The review decision had incorrectly been made on the basis that “the review is a reconsideration of the facts, including any fresh facts coming to light after the making of the original decision”. This was wrong. The question as to whether the local authority had properly satisfied itself that the property was suitable was as of the date of the offer and could no take into account subsequent information.

Secondly, the reviewing officer failed to properly deal with the question of whether Article 3 had been satisfied regarding the condition of the property and the adequacy of the assured shorthold tenancy agreement.

compliance with Article 3(1) should not simply be a technicality. The terms of the Order as interpreted in Hajjaj place great importance on local authorities in observing their obligations for all the reasons that I have already set out – not least issues of disrepair and safety.

Mr. Rahman, in his email of the 29 October 2020, set out 13 items of work that were required to be undertaken. The required work ranged from safety measures (such as mains connected detectors, window restrictors and fire blankets) to repair works (such as a leaking toilet, fire door installation, and faulty window handles).

There is no record of these works being completed, except that Mr. Rahman attended the property again on 17 November 2020 and stating that there was no evidence of dampness or condensation and producing photographs to demonstrate the point. The problem for the local housing authority is that Mr. Rahman’s Property Condition Report is not only undated, but it fails to address these issues, and that renders it insufficient to satisfy the requirement that at the date of approving the making of the offer to Ms. Ayinla, the property was in a reasonable physical condition.

As a result, and there was nothing in Mr. Rahman’s oral evidence to convince me otherwise, was it open to the Respondent to form “the view” that the property is in “a reasonable physical condition”? Indeed, some evidence points to the contrary – such as, as the electrician recommending that detectors should be hard- wired into the property. That lends considerable weight to the Appellant’s argument that Articles 3(1) (c) and (d) were not satisfied – thereby rendering the property unsuitable.
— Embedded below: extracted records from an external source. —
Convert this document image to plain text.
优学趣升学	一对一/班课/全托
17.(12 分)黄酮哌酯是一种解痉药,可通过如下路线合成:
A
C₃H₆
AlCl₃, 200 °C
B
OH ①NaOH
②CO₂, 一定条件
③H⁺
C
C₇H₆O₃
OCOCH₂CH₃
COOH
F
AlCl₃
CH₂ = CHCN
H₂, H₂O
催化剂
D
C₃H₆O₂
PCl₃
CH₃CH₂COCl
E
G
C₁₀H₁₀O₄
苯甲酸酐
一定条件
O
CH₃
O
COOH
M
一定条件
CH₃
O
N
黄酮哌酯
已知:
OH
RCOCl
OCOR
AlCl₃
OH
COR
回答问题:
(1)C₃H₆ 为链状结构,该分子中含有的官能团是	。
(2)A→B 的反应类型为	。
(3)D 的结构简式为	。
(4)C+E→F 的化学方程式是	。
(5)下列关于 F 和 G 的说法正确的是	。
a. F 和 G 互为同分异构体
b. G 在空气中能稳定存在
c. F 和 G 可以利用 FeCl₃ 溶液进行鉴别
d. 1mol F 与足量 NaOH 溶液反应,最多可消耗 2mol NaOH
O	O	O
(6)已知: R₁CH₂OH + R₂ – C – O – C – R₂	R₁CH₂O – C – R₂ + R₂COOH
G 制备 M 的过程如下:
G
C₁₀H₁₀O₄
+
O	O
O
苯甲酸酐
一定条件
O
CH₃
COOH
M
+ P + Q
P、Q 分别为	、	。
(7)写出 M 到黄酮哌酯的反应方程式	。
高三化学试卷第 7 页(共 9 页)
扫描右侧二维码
It raises appropriate concerns about the safety of the property.

I am also not entirely sure that acceptance of a blank AST form (albeit it one produced by the National Residential Landlords Association) could be described as “adequate”. There is no apparent record of any consideration of its terms. That is necessary pursuant to Article 3 (1) (j). I would have expected some record at least, or some reference to , for example a term in respect of the required deposit in the offer letter (but there is none).

In the absence of any steps taken to “approve” the PRSO before the offer was made and in the silence on the issues arising under Art.3, it was not open to the review officer to conclude that “sufficient account was taken of” the 2010 Order when the offer was made.

The decision was unlawful.

On remedy, it was not the case that the decision was ‘academic’ as proposed by Newham on the basis that any new review deciion would reach the same conclusion.

Having found that the property was not properly found to be suitable at the date of the offer, the offer was not an ofer in discharge of duty. Ms N remained owed the full housing duty and the decision varied accordingly.